Kale is one of those foods that is so ridiculously nutritious, it’s like nature’s multivitamin. Sadly though, people tend to demure from its bold, bitter toughness, which is too bad. You’d think people would adore it, but no. I suspect there are plenty of folks out there who would prefer to nosh on a big bowl of salty, crispy potato chips, while bunches of kale whither away, forlorn in the produce department. The sad irony is that kale can be just as salty and crisp as the next vegetable.

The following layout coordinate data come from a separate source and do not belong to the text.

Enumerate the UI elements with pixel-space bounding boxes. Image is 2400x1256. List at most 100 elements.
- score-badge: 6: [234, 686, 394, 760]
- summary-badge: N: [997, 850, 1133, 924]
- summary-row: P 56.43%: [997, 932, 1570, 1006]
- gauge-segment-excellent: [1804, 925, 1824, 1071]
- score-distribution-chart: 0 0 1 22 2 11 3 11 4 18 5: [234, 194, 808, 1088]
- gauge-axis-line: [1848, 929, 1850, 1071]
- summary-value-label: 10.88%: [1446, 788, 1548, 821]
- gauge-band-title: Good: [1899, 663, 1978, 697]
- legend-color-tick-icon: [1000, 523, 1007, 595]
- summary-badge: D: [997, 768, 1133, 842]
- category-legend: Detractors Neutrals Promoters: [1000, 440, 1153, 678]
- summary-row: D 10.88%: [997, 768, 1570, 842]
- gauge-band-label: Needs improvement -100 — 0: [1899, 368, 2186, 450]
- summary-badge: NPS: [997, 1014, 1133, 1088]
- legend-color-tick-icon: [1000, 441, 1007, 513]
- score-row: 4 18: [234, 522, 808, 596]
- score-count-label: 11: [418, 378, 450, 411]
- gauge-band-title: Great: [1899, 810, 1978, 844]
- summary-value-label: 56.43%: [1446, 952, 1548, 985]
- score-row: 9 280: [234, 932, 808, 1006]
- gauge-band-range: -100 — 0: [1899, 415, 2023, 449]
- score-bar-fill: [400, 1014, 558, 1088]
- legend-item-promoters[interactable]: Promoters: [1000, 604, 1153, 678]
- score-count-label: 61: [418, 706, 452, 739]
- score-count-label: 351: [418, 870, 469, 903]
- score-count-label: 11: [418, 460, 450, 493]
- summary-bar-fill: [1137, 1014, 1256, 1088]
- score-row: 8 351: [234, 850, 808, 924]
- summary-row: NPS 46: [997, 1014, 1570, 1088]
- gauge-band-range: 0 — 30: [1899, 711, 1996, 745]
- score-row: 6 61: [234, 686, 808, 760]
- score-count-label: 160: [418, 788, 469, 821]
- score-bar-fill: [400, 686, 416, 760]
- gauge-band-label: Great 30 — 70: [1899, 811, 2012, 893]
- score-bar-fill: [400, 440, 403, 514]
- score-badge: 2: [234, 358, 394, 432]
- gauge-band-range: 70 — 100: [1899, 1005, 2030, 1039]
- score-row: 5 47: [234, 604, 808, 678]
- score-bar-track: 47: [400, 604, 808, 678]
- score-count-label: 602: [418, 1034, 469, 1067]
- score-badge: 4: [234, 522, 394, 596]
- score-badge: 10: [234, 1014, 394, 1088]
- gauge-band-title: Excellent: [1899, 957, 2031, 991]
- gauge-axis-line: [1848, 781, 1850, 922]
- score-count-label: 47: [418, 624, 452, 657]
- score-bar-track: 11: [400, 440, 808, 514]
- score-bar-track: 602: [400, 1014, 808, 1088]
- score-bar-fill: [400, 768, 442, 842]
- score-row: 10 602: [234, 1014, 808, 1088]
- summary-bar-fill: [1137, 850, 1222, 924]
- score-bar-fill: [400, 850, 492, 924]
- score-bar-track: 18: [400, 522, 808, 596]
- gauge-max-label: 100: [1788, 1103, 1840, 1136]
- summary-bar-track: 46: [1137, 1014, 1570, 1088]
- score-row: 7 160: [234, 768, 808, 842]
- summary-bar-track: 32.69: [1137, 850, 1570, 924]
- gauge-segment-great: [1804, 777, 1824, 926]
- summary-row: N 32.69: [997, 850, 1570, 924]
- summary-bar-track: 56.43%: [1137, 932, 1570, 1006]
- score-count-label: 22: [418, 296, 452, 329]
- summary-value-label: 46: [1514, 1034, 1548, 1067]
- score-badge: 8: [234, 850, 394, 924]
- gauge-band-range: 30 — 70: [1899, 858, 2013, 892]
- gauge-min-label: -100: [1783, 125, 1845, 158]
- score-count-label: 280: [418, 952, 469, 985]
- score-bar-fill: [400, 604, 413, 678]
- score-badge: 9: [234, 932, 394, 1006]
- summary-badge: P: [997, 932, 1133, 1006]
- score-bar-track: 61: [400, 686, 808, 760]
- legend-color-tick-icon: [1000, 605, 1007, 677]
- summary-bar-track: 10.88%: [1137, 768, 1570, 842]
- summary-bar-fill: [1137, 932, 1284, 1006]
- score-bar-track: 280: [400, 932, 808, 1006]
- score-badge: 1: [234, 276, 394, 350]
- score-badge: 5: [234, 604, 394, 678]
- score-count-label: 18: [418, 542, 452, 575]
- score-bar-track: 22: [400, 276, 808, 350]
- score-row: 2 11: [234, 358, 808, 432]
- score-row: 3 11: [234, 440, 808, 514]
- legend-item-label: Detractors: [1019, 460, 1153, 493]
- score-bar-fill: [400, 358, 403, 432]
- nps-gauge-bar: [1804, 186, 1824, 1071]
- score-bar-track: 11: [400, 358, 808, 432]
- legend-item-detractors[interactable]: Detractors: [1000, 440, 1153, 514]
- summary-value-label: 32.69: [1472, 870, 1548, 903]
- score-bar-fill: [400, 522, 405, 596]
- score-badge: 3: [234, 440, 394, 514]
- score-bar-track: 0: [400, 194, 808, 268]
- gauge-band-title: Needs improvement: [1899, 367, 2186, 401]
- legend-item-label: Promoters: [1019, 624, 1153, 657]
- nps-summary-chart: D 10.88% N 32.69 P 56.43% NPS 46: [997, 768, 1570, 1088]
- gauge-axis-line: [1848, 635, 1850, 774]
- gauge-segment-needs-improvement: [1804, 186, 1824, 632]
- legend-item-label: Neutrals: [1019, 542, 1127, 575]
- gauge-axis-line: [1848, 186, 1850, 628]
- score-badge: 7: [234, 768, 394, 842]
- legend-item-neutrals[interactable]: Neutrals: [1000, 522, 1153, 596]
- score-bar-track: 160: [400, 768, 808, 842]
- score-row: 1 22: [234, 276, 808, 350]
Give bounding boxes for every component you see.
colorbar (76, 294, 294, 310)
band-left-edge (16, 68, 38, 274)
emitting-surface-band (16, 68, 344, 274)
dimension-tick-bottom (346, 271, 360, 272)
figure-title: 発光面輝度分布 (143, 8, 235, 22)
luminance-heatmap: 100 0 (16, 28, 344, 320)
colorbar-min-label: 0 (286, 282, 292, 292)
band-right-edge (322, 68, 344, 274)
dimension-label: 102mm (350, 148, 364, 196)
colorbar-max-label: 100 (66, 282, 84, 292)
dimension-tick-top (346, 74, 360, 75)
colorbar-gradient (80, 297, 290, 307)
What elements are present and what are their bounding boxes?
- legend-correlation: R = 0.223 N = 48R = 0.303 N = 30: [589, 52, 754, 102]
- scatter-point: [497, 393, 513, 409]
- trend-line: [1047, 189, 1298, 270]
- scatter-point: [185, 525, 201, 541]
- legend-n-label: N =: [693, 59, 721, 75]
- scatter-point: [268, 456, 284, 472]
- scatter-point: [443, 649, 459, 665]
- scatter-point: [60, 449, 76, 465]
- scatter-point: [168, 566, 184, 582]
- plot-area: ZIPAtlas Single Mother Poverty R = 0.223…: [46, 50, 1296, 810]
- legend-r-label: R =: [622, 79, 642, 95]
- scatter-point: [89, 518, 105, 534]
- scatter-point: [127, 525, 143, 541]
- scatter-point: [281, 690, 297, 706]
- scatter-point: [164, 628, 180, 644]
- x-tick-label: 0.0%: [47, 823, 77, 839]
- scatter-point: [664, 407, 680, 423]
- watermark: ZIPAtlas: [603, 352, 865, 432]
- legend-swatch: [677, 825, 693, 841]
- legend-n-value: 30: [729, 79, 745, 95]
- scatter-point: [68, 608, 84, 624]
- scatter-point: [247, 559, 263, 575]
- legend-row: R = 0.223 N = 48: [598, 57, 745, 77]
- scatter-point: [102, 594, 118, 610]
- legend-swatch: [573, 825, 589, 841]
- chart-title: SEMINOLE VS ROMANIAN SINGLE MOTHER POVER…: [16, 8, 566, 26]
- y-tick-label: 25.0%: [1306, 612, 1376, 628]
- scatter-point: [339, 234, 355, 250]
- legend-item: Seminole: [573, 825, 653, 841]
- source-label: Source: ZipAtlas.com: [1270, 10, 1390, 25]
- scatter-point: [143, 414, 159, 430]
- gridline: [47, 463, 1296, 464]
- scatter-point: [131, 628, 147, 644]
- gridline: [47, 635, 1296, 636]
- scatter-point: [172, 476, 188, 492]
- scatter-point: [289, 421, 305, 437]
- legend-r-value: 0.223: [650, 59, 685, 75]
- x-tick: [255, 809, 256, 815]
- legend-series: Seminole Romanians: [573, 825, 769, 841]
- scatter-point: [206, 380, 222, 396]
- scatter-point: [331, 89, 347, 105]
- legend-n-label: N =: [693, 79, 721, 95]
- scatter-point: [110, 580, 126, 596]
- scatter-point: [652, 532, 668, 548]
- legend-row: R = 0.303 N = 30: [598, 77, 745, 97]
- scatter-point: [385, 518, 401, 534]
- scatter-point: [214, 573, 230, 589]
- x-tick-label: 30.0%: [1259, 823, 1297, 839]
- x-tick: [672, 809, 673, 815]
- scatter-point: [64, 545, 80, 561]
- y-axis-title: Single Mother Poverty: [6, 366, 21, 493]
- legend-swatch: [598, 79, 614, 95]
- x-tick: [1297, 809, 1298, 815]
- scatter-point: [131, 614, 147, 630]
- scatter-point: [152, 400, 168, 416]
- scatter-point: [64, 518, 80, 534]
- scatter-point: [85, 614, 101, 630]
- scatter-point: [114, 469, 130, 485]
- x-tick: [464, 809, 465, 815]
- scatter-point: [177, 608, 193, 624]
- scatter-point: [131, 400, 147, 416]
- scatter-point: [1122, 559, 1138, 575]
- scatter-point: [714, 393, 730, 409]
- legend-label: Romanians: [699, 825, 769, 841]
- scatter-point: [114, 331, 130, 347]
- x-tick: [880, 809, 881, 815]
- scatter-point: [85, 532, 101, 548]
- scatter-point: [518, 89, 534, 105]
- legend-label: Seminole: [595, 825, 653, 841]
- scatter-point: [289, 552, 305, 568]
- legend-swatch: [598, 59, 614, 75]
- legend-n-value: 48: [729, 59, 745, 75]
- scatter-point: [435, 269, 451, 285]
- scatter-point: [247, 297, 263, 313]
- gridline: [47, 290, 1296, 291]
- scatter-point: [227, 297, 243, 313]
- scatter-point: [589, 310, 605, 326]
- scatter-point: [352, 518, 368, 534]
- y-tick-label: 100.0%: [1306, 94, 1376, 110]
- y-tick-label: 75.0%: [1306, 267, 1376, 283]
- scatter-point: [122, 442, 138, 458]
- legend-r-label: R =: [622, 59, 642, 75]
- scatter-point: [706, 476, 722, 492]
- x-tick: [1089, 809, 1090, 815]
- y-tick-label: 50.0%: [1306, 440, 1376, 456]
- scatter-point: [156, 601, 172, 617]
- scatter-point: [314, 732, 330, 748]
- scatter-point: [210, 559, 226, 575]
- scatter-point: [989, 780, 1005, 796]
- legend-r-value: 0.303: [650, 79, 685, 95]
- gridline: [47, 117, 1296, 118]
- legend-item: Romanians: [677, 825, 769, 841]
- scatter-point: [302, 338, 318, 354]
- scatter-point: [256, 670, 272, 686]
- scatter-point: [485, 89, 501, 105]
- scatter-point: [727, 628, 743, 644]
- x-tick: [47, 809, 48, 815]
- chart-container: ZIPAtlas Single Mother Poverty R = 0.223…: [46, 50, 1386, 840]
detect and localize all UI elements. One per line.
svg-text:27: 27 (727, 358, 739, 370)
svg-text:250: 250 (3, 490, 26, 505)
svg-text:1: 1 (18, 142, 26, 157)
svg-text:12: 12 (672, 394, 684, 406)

Speaking of kale withering away, we bought the bunch used in this post over a week ago. I stored it the way I normally do, in a vase in the fridge with a little water to keep it hydrated. After a couple days though, the leaves started to look a little droopy. I replaced the water in the vase, which helped a bit but not much. Finally, this morning it occurred to me that maybe our little kale was missing the sunshine. I took take vase out of the fridge, set it in the sun and the kale perked right up. Which brings me to today’s helpful tip:
Kale chips are a salty snack with a satisfying crispness. There are a million recipes out there for kale chips. This one is mine. I like using a bit of granulated garlic to add a little savoriness to them, and I like to cook them slowly at a low temperature to prevent the oil from burning. The most important thing to remember is that the kale needs to be thoroughly dried before tossing the oil. Otherwise they tend to steam, and really, who wants that?
These are lovely served as a snack with a nice cold drink to wash them down.
Kale Chips - serves 2-4
6 – 8 stalks of fresh kale
2 tablespoons olive oil
1/4 teaspoons granulated garlic
1/4 teaspoon table salt
Pre-heat the oven to 300 degrees.
Cut the spines out of each kale stalk and discard. Cut the leaves into bite sized pieces, about 1 or 2 square inches, roughly.
In a large bowl, toss the kale with olive oil, granulated garlic and salt.
Arrange the leaves in one layer on a large baking sheet or two. You may need to work in batches.
Bake for 25 minutes, or until the kale is crisp and not at all soft. Allow to cool before transferring to a serving dish.
Serve alone or at parties to guests who will say you’re tremendously clever for baking kale into a chip.